Je ne crois pas à la valeur réparatrice des punitions. Je crois même, et chacun le soupçonne intimement bien que le propos frôle le scandaleux, que la prison, les menottes et les qualifications de toutes sortes ne font qu’encourager la délinquance.
Le monde est gagné par ces pulsions sourdes qui prospèrent dans l’ombre. Il ne faut pas que ces dérives échappent à la compréhension. Sinon, toute humanité sera perdue.
Imaginez-vous quelqu’un à vos côtés qui attend que vous l’aidiez à redresser le monde, à prouver que quelque chose n’est pas arrivé. Comprenez ma peur.
La justice est le lieu du soupçon, parce qu’elle est humaine, et, pour l’humain, l’autre est toujours le lieu du soupçon.
La justice est un spectacle, elle est une chose publique, cette exhibition me gêne.....aucune affaire importante sans voir accourir au tribunal des hordes de caméras.

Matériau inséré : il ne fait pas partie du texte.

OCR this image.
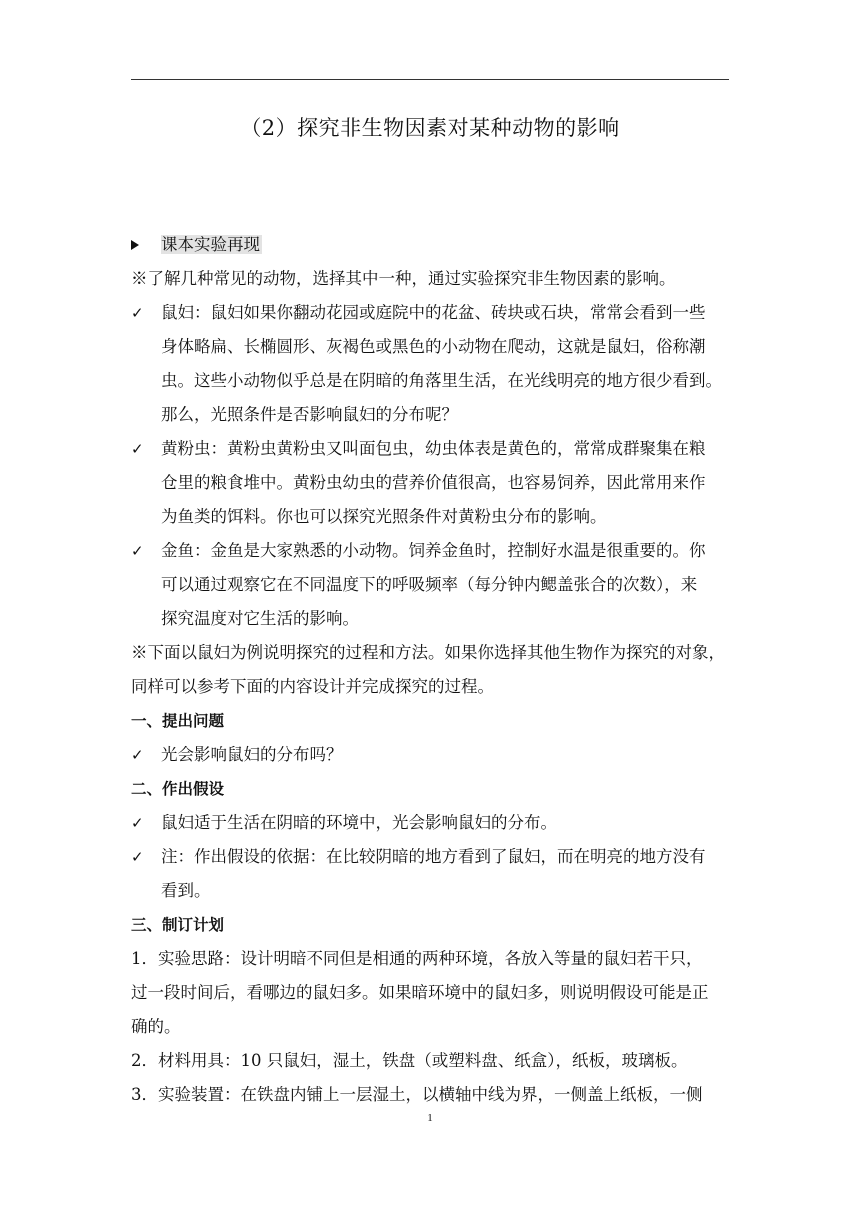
（2）探究非生物因素对某种动物的影响
课本实验再现
※了解几种常见的动物，选择其中一种，通过实验探究非生物因素的影响。
✓ 鼠妇：鼠妇如果你翻动花园或庭院中的花盆、砖块或石块，常常会看到一些
身体略扁、长椭圆形、灰褐色或黑色的小动物在爬动，这就是鼠妇，俗称潮
虫。这些小动物似乎总是在阴暗的角落里生活，在光线明亮的地方很少看到。
那么，光照条件是否影响鼠妇的分布呢？
✓ 黄粉虫：黄粉虫黄粉虫又叫面包虫，幼虫体表是黄色的，常常成群聚集在粮
仓里的粮食堆中。黄粉虫幼虫的营养价值很高，也容易饲养，因此常用来作
为鱼类的饵料。你也可以探究光照条件对黄粉虫分布的影响。
✓ 金鱼：金鱼是大家熟悉的小动物。饲养金鱼时，控制好水温是很重要的。你
可以通过观察它在不同温度下的呼吸频率（每分钟内鳃盖张合的次数），来
探究温度对它生活的影响。
※下面以鼠妇为例说明探究的过程和方法。如果你选择其他生物作为探究的对象，
同样可以参考下面的内容设计并完成探究的过程。
一、提出问题
✓ 光会影响鼠妇的分布吗？
二、作出假设
✓ 鼠妇适于生活在阴暗的环境中，光会影响鼠妇的分布。
✓ 注：作出假设的依据：在比较阴暗的地方看到了鼠妇，而在明亮的地方没有
看到。
三、制订计划
1．实验思路：设计明暗不同但是相通的两种环境，各放入等量的鼠妇若干只，
过一段时间后，看哪边的鼠妇多。如果暗环境中的鼠妇多，则说明假设可能是正
确的。
2．材料用具：10 只鼠妇，湿土，铁盘（或塑料盘、纸盒），纸板，玻璃板。
3．实验装置：在铁盘内铺上一层湿土，以横轴中线为界，一侧盖上纸板，一侧
1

Je la comprends bien cette envie de savoir, cette envie de voir, de se mêler au roman des gens. Mais j'ai peur de la surface des choses. Un procès est toujours complexe. Défendre, c'est comprendre ce qui se trouve derrière les gestes, derrière les comportements ; où cela commence un geste ? Dans quelles circonstances, par quel enchaînement ? Comment toute la vie de quelqu'un prépare patiemment le moment terrible du passage à l'acte ? Il faudrait du temps, du calme, et pas seulement ce bruit et cette fureur.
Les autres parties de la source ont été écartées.